Au mois de mars dernier, le nouveau gouvernement bruxellois approuvait le choix fait avant sa mise sur pied de faire de la vaste zone de l’ancien Audi Forest un site industriel dans la ville, économiquement attractif, pour recréer des emplois industriels à Bruxelles. L’objectif est de vendre le site à un repreneur pour y attirer de nouvelles activités à même de maximiser le nombre d’emplois de qualité, en tirant profit d’une très bonne localisation par rapport au nœud ferroviaire tout proche. L’accord de gouvernement bruxellois prévoit d’en faire une zone franche pour en accélérer le développement via l’octroi rapide de permis, pour former des travailleurs aux nouvelles activités qui y seront envisagées et y accorder des encouragements fiscaux.
“J’ai envie de dire que pour une fois, il y a une une ligne politique comprise par toutes et tous, et une ligne politique de la commune jusqu’au fédéral qui est globalement la même“, souligne Charles Spapens ce mardi. “Il y a eu des petites péripéties sur éventuellement certains modèles économiques, mais aujourd’hui, tout le monde travaille main dans la main pour aller de l’avant. Et les réunions ont lieu de manière régulière, en tout cas au niveau de la Région.”
“C’est un site privé“, précise le bourgmestre de Forest. “Finalement, il y a deux privés qui se parlent et les pouvoirs publics aident à avoir le meilleur projet possible et à pouvoir renseigner, donner un maximum d’informations pour que cette très importante du territoire forestois et importante partie du territoire régional ne devienne pas une friche. Donc c’est clair que ce n’est pas médiatisé, mais je peux vous garantir que ça avance. Les ministres régionaux ont clairement poursuivi le travail de leurs prédécesseurs et il y a une volonté de toutes et tous d’avancer. Et quand je dis toutes et tous, je prends à la fois le politique et à la fois le privé.”

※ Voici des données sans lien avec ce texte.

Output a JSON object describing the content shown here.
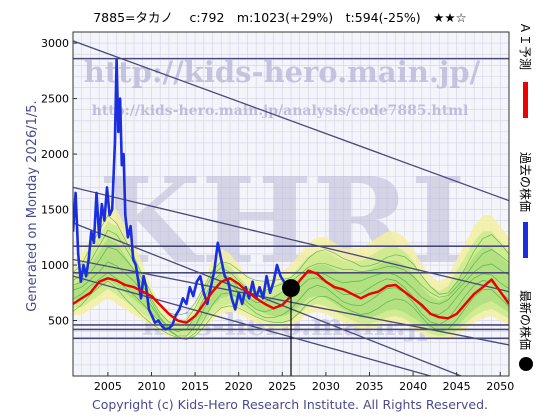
{
  "header": {
    "text": "7885=タカノ　 c:792　m:1023(+29%)　t:594(-25%)　★★☆"
  },
  "side_text": {
    "generated": "Generated on Monday 2026/1/5."
  },
  "watermark": {
    "big": "KHRI",
    "url_main": "http://kids-hero.main.jp/",
    "url_sub": "http://kids-hero.main.jp/analysis/code7885.html",
    "lower": "kids-hero.main.jp"
  },
  "legend": {
    "ai_label": "ＡＩ予測",
    "past_label": "過去の株価",
    "latest_label": "最新の株価",
    "ai_color": "#ee0000",
    "past_color": "#1a2ee0",
    "latest_color": "#000000"
  },
  "footer": {
    "copyright": "Copyright (c) Kids-Hero Research Institute. All Rights Reserved."
  },
  "chart_data": {
    "type": "line",
    "xlim": [
      2001,
      2051
    ],
    "ylim": [
      0,
      3100
    ],
    "x_ticks": [
      {
        "v": 2005,
        "label": "2005"
      },
      {
        "v": 2010,
        "label": "2010"
      },
      {
        "v": 2015,
        "label": "2015"
      },
      {
        "v": 2020,
        "label": "2020"
      },
      {
        "v": 2025,
        "label": "2025"
      },
      {
        "v": 2030,
        "label": "2030"
      },
      {
        "v": 2035,
        "label": "2035"
      },
      {
        "v": 2040,
        "label": "2040"
      },
      {
        "v": 2045,
        "label": "2045"
      },
      {
        "v": 2050,
        "label": "2050"
      }
    ],
    "y_ticks": [
      {
        "v": 500,
        "label": "500"
      },
      {
        "v": 1000,
        "label": "1000"
      },
      {
        "v": 1500,
        "label": "1500"
      },
      {
        "v": 2000,
        "label": "2000"
      },
      {
        "v": 2500,
        "label": "2500"
      },
      {
        "v": 3000,
        "label": "3000"
      }
    ],
    "grid": true,
    "series": [
      {
        "name": "過去の株価",
        "role": "past",
        "color": "#1a2ee0",
        "x": [
          2001.0,
          2001.3,
          2001.6,
          2001.9,
          2002.2,
          2002.5,
          2002.8,
          2003.1,
          2003.4,
          2003.7,
          2004.0,
          2004.3,
          2004.6,
          2004.9,
          2005.2,
          2005.5,
          2005.8,
          2006.0,
          2006.2,
          2006.4,
          2006.6,
          2006.8,
          2007.0,
          2007.3,
          2007.6,
          2007.9,
          2008.2,
          2008.5,
          2008.8,
          2009.1,
          2009.4,
          2009.7,
          2010.0,
          2010.4,
          2010.8,
          2011.2,
          2011.6,
          2012.0,
          2012.4,
          2012.8,
          2013.2,
          2013.6,
          2014.0,
          2014.4,
          2014.8,
          2015.2,
          2015.6,
          2016.0,
          2016.4,
          2016.8,
          2017.2,
          2017.6,
          2018.0,
          2018.4,
          2018.8,
          2019.2,
          2019.6,
          2020.0,
          2020.4,
          2020.8,
          2021.2,
          2021.6,
          2022.0,
          2022.4,
          2022.8,
          2023.2,
          2023.6,
          2024.0,
          2024.4,
          2024.8,
          2025.2,
          2025.6,
          2026.0
        ],
        "values": [
          1300,
          1650,
          1100,
          850,
          1000,
          900,
          1050,
          1300,
          1200,
          1650,
          1250,
          1550,
          1400,
          1700,
          1450,
          1500,
          2100,
          2850,
          2200,
          2500,
          1900,
          2000,
          1450,
          1250,
          1350,
          1050,
          1000,
          850,
          700,
          900,
          800,
          600,
          550,
          480,
          500,
          450,
          420,
          430,
          460,
          550,
          600,
          700,
          650,
          800,
          720,
          850,
          900,
          750,
          650,
          800,
          950,
          1200,
          1050,
          900,
          850,
          700,
          600,
          750,
          650,
          800,
          700,
          850,
          700,
          800,
          700,
          900,
          750,
          850,
          1000,
          900,
          850,
          800,
          790
        ]
      },
      {
        "name": "ＡＩ予測",
        "role": "forecast",
        "color": "#ee0000",
        "x": [
          2001.0,
          2002.0,
          2003.0,
          2004.0,
          2005.0,
          2006.0,
          2007.0,
          2008.0,
          2009.0,
          2010.0,
          2011.0,
          2012.0,
          2013.0,
          2014.0,
          2015.0,
          2016.0,
          2017.0,
          2018.0,
          2019.0,
          2020.0,
          2021.0,
          2022.0,
          2023.0,
          2024.0,
          2025.0,
          2026.0,
          2027.0,
          2028.0,
          2029.0,
          2030.0,
          2031.0,
          2032.0,
          2033.0,
          2034.0,
          2035.0,
          2036.0,
          2037.0,
          2038.0,
          2039.0,
          2040.0,
          2041.0,
          2042.0,
          2043.0,
          2044.0,
          2045.0,
          2046.0,
          2047.0,
          2048.0,
          2049.0,
          2050.0,
          2051.0
        ],
        "values": [
          650,
          700,
          750,
          850,
          880,
          860,
          820,
          800,
          760,
          720,
          640,
          560,
          500,
          480,
          540,
          650,
          760,
          850,
          880,
          830,
          760,
          700,
          650,
          610,
          640,
          720,
          860,
          950,
          920,
          850,
          800,
          780,
          740,
          700,
          740,
          760,
          810,
          820,
          760,
          700,
          640,
          560,
          530,
          520,
          560,
          650,
          740,
          800,
          870,
          760,
          650
        ]
      }
    ],
    "latest": {
      "x": 2026.0,
      "y": 792
    },
    "band_upper": [
      1000,
      1100,
      1250,
      1400,
      1550,
      1500,
      1350,
      1200,
      1000,
      800,
      650,
      550,
      500,
      520,
      650,
      850,
      1050,
      1150,
      1100,
      1000,
      900,
      850,
      850,
      900,
      950,
      1000,
      1100,
      1200,
      1250,
      1250,
      1200,
      1150,
      1150,
      1150,
      1200,
      1250,
      1300,
      1300,
      1250,
      1150,
      1000,
      900,
      850,
      900,
      1050,
      1200,
      1350,
      1450,
      1450,
      1350,
      1250
    ],
    "band_lower": [
      550,
      550,
      600,
      650,
      700,
      650,
      600,
      550,
      500,
      450,
      400,
      350,
      330,
      320,
      350,
      420,
      500,
      560,
      580,
      560,
      520,
      480,
      450,
      430,
      430,
      450,
      500,
      560,
      580,
      560,
      520,
      480,
      450,
      420,
      420,
      440,
      470,
      480,
      460,
      420,
      380,
      340,
      320,
      330,
      360,
      420,
      480,
      520,
      540,
      500,
      460
    ],
    "h_lines": [
      2860,
      1170,
      930,
      460,
      420,
      340
    ],
    "trend_lines": [
      {
        "x0": 2001,
        "y0": 3020,
        "x1": 2051,
        "y1": 1580
      },
      {
        "x0": 2001,
        "y0": 1700,
        "x1": 2051,
        "y1": 760
      },
      {
        "x0": 2001,
        "y0": 1380,
        "x1": 2045.5,
        "y1": 0
      },
      {
        "x0": 2001,
        "y0": 1050,
        "x1": 2051,
        "y1": 280
      },
      {
        "x0": 2001,
        "y0": 900,
        "x1": 2042,
        "y1": 0
      }
    ]
  }
}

“Mais dans les négociations finales en terme de prix, de discussions entre privés, c’est aussi à ce moment là que ça peut capoter“, conclut Charles Spapens. “Je suis un éternel optimiste donc j’espère sincèrement que ça va pouvoir se clôturer, parce que l’enfer serait vraiment d’avoir une nouvelle friche. Actuellement, les acteurs principaux parlent d’une d’une fin de négociation pour la fin du mois de juin, voire un peu plus tard. Mais de manière réaliste, il y a tellement de choses à régler dans ce dossier que je serai très heureux que ça puisse être réglé pour la fin de l’année.”